If an evil spirit had suddenly risen before Mr. Banger—or, for that matter, before the two lads still facing him, Gerald holding Philip's arm in a desperate grip—Mr. Banger could not have been more frightened and mute. He gasped. Then he ejaculated, with difficulty, "Mr. Jennison! You don't—" But as the Jennison party moved away Gerald leaned forward and uttered a cry.

"Philip! They're coming yonder! Look at them! Papa! Papa! Mr. Marcy! Both of them!"

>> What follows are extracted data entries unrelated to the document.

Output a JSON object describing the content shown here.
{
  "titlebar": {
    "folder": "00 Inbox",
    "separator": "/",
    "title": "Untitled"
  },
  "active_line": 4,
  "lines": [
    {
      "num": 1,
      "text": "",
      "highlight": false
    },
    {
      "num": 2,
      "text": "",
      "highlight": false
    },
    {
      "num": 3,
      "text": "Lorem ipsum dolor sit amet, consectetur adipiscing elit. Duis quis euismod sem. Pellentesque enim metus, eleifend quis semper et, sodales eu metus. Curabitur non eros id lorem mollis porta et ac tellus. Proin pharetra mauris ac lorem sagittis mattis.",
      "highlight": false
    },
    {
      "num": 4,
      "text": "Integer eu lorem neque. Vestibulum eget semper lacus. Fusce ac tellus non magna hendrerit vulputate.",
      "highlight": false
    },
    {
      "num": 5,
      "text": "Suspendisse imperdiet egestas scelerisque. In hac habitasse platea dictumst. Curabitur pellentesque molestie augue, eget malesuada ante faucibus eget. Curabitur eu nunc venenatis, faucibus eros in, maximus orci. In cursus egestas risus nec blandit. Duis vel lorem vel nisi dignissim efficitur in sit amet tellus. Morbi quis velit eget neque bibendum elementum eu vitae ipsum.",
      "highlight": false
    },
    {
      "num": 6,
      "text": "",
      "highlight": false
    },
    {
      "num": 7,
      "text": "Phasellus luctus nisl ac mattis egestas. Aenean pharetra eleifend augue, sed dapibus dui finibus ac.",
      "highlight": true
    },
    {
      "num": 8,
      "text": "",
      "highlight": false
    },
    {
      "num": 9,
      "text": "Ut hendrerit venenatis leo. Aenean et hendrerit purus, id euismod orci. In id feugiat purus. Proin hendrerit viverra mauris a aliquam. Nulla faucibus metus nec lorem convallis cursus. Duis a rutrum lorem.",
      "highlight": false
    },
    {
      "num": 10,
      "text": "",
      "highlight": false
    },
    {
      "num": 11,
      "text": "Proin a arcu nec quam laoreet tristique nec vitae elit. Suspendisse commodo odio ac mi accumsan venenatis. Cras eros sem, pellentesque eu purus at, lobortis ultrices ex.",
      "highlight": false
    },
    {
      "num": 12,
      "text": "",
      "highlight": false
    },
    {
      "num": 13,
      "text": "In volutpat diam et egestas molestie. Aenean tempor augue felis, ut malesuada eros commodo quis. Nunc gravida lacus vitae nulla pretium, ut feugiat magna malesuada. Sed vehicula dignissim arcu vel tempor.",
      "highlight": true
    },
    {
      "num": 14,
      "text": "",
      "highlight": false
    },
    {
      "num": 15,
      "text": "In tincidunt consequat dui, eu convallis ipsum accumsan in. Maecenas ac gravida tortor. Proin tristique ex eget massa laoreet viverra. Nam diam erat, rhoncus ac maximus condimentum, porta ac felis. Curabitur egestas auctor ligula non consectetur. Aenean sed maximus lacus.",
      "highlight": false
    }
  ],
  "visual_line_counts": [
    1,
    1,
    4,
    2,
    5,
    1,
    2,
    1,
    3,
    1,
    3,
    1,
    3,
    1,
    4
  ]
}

And then, as those two gentlemen, in flesh and blood indeed, came running from the hotel up the path toward them, Marcy hurrahing and waving his hat, Saxton calling out, "Gerald, Gerald! my son!" and when Philip found himself seized in a mighty hug by Mr. Marcy, with a general turmoil and uproar and hand-shaking and questioning beginning in a most deafening and delightful manner—then he did something that he never did afterward. He staggered to the arbor-steps, holding Mr. Marcy's big hand, and exclaiming with something like a laugh, "Well, here you are—at last! We'd nearly—given you up! We're—not left to ourselves any more!" Then the stress of responsibility was over, and he dropped on the step, unconscious.